The company provides clinical trial services such as patient identification, pre-screening, site selection and real-world evidence services. Massive Bio’s Synergy AI machine learning engine identifies clinical trial options for patients from institutions across the world and helps patients choose which trials, if any, would best support their cancer treatment.

“Creating this standards-based, fully-linked, unified data hub that drives data to knowledge, knowledge to insights, and insights to value, will be answering the most critical clinical questions while supporting the identification of new targets and care pathways.”

Dr. Steve Labkoff, Multiple Myeloma Research Foundation

Elsewhere, in April, Sutter Health and biomedical informatics and data management DNAnexus partnered on a study to improve personalized treatments for people with multiple sclerosis. As part of the partnership, the Genome Center at the University of Pittsburgh Medical Center will generate clinical-grade genomic data from samples contributed by the program’s participants.
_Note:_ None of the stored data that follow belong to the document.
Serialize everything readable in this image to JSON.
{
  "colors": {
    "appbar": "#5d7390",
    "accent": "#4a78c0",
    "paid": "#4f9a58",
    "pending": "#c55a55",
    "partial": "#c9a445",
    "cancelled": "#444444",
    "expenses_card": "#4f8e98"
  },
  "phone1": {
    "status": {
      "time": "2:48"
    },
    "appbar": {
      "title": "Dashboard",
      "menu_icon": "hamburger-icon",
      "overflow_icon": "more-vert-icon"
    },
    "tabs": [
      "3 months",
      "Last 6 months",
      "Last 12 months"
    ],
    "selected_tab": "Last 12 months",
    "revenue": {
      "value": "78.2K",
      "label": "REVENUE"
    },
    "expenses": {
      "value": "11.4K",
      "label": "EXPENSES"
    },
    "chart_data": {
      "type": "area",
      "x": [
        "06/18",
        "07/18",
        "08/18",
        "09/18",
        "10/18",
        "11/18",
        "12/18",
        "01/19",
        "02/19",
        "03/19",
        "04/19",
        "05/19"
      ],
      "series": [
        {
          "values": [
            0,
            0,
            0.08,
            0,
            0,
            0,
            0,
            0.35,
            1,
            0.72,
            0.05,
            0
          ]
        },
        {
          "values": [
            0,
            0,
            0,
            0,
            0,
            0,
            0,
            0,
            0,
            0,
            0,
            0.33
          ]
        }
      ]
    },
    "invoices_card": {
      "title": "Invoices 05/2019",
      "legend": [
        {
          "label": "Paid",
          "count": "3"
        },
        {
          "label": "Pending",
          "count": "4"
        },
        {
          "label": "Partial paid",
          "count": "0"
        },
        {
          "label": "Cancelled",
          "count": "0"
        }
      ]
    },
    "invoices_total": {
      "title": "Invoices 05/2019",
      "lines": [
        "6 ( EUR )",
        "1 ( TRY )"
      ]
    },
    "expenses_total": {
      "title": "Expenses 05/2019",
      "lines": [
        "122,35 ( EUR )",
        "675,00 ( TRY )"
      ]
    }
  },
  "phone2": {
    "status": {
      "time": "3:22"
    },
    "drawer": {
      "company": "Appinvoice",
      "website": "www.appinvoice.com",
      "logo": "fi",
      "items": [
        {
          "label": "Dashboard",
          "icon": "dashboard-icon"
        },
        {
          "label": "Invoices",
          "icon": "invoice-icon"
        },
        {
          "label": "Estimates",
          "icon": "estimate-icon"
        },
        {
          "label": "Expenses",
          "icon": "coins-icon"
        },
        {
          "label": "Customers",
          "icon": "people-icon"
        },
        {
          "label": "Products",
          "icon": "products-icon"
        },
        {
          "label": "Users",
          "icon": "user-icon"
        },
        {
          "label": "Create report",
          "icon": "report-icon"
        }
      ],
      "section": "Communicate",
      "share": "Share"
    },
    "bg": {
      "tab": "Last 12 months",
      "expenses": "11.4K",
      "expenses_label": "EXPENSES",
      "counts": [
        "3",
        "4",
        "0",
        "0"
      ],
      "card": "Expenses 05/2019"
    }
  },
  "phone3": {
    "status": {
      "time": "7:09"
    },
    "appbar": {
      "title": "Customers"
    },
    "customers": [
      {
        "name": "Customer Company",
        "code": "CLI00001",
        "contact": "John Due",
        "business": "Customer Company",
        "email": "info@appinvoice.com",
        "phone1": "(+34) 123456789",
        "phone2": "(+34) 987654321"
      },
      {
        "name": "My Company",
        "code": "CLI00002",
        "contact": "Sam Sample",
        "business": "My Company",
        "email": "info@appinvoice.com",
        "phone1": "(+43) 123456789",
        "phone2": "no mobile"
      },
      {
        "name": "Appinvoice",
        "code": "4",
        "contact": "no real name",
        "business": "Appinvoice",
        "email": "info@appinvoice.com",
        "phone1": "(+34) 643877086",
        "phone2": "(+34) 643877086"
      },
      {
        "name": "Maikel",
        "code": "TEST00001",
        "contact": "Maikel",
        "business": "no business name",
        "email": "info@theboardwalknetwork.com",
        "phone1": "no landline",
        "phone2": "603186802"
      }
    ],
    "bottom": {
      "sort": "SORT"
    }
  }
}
Scientists at Sutter’s Center for Precision Medicine will input de-identified clinico-genomic datasets from more than 3,000 patients to DNAnexus’s Apollo platform for analysis and visualization, as well as to enable collaboration.

In the study’s first phase of 500 patients, scientists will collect electronic health record data, patient-reported outcomes, imaging data and blood samples, as well as whole exome sequencing (WES) performed by UPMC.

Then the DNAnexus team will process WES data through analysis pipelines and link the resulting genetic data with extensive clinical data on Apollo.